Внутренняя и внешняя сложность алхимии такова, что научиться превращать свинец в золото мимоходом практически не­возможно. На это нужно потратить всю жизнь и все состояние, не имея при этом никаких гарантий успеха. Тонкие материи недоступны всем и каждому — и не могут, не должны быть доступ­ны. Очевидно, что знание используемых веществ необходимо, но ни в коем случае не достаточно. Истинным алхимиком может стать только посвященный. А посвящение предполагает не толь­ко посвящаемого, но и посвящающего. И этим алхимия разитель­но отличается как от химии, так и от всех прочих наук, в которых эксперименты, проводимые при определенных условиях, всегда приводят к фиксированному результату.

В завершение приведем последний пассаж из трактата Парацельса «Руководство по изготовлению и применению философ­ского камня»: «Оставим в стороне варку, возгонку, очистку, отра­жение, растворение, извлечение, сгущение, брожение, осаждение; инструменты, стекла, реторты, изогнутые трубы, герметические сосуды, глиняные чаши, горны и отражательные печи; мрамор и уголь — и только тогда мы с пользой сможем отдаться алхимии и медицине». Яснее не скажешь.


* * *


В этой книге мы предлагаем вниманию читателей, помимо вы­шеупомянутого очерка проф.
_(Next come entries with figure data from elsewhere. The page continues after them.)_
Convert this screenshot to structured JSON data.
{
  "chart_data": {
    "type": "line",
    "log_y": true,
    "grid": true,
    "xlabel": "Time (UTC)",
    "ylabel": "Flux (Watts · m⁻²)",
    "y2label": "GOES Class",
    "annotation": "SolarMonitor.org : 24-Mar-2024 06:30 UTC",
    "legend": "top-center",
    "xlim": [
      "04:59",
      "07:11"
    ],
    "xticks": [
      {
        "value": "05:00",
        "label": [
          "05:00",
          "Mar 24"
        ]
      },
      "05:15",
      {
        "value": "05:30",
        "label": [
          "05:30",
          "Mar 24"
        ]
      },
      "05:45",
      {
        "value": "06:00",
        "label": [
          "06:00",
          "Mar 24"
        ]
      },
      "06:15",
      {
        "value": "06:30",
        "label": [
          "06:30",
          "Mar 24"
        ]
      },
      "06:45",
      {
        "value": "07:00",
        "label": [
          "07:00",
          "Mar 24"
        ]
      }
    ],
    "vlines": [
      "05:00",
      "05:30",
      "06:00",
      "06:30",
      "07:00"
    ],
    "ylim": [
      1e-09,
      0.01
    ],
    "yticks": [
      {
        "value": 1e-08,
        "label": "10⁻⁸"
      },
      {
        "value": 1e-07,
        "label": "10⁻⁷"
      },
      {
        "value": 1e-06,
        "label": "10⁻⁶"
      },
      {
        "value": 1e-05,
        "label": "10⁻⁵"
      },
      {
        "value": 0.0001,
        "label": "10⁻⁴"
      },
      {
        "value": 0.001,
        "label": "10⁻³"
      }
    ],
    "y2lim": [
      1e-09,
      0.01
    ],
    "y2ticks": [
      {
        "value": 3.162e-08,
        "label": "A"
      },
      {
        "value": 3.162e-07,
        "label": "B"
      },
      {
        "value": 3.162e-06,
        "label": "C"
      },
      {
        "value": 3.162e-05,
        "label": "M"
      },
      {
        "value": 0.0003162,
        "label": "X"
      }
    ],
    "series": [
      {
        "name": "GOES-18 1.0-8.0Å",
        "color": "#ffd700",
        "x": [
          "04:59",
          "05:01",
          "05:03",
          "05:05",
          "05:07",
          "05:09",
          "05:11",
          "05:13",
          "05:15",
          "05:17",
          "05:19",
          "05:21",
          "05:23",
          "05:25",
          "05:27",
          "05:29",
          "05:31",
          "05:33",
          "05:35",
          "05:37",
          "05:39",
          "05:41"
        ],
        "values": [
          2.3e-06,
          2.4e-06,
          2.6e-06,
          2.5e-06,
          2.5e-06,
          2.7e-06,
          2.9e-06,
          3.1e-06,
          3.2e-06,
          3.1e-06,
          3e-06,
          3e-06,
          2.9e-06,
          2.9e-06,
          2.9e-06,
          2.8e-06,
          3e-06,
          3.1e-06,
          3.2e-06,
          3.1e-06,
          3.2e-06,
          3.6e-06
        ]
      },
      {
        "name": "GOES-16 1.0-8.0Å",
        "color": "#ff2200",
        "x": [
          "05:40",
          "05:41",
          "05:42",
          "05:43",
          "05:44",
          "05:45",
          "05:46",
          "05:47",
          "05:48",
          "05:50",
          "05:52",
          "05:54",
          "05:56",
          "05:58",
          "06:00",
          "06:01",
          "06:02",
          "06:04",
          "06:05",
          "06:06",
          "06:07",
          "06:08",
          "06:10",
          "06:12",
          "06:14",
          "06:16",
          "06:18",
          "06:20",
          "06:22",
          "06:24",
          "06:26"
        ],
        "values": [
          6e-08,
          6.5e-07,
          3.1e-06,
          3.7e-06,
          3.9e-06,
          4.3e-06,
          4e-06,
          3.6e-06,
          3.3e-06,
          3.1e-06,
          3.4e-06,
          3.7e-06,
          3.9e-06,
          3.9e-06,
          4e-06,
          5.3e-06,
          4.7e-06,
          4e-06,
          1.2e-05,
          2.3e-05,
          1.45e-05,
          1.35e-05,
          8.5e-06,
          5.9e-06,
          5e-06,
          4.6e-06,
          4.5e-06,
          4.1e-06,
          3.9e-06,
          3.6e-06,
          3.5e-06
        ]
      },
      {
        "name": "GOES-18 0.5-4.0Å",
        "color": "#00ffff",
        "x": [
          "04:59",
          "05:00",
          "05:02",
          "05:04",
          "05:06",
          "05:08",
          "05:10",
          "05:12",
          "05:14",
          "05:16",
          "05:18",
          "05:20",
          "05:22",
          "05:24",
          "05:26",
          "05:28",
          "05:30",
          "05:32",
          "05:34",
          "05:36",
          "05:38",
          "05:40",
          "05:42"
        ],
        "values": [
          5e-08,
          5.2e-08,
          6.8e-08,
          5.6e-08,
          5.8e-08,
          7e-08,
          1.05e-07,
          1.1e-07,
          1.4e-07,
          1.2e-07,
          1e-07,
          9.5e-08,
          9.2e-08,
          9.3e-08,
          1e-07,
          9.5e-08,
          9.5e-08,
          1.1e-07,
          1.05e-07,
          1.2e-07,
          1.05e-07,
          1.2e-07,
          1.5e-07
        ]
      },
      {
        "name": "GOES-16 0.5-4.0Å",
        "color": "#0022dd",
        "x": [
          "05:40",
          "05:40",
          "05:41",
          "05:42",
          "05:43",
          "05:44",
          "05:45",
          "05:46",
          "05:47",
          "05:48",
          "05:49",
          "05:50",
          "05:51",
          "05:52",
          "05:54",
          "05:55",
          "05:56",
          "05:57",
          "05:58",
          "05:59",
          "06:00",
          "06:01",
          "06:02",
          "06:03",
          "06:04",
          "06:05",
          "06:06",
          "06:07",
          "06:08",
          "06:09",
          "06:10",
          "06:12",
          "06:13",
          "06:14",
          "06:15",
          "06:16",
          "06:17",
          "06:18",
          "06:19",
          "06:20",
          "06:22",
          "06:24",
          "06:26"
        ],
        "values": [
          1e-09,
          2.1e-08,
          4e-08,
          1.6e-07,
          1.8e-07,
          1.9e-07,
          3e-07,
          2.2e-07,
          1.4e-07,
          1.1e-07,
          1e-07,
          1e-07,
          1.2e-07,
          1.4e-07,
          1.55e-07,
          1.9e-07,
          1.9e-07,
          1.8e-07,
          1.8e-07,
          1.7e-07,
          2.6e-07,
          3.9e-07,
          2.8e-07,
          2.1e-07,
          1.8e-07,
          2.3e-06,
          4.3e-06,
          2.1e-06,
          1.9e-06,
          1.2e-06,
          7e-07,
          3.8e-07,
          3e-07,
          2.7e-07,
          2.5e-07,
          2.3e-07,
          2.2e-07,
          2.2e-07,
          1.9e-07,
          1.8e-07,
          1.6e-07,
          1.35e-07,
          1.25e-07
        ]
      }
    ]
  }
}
И. И. Канонникова, во второй ча­сти — историко-теоретическое исследование, сделанное великим энтузиастом алхимии французским ученым XIX века А. Пуас­соном «Теории и символы алхимиков»; в третьей — три вполне типичных алхимических трактата XIII и XVII—XVIII веков. Все тексты публикуются с незначительными сокращениями и сопро­вождаются важными, прежде всего для понимания сути происхо­дящих в алхимической практике процессов, комментариями. В конце книги для удобства читателей приведены имена наиболее известных ученых, сыгравших заметную роль в развитии алхими­ческой теории и практики, с кратким описанием их жизни и дея­тельности.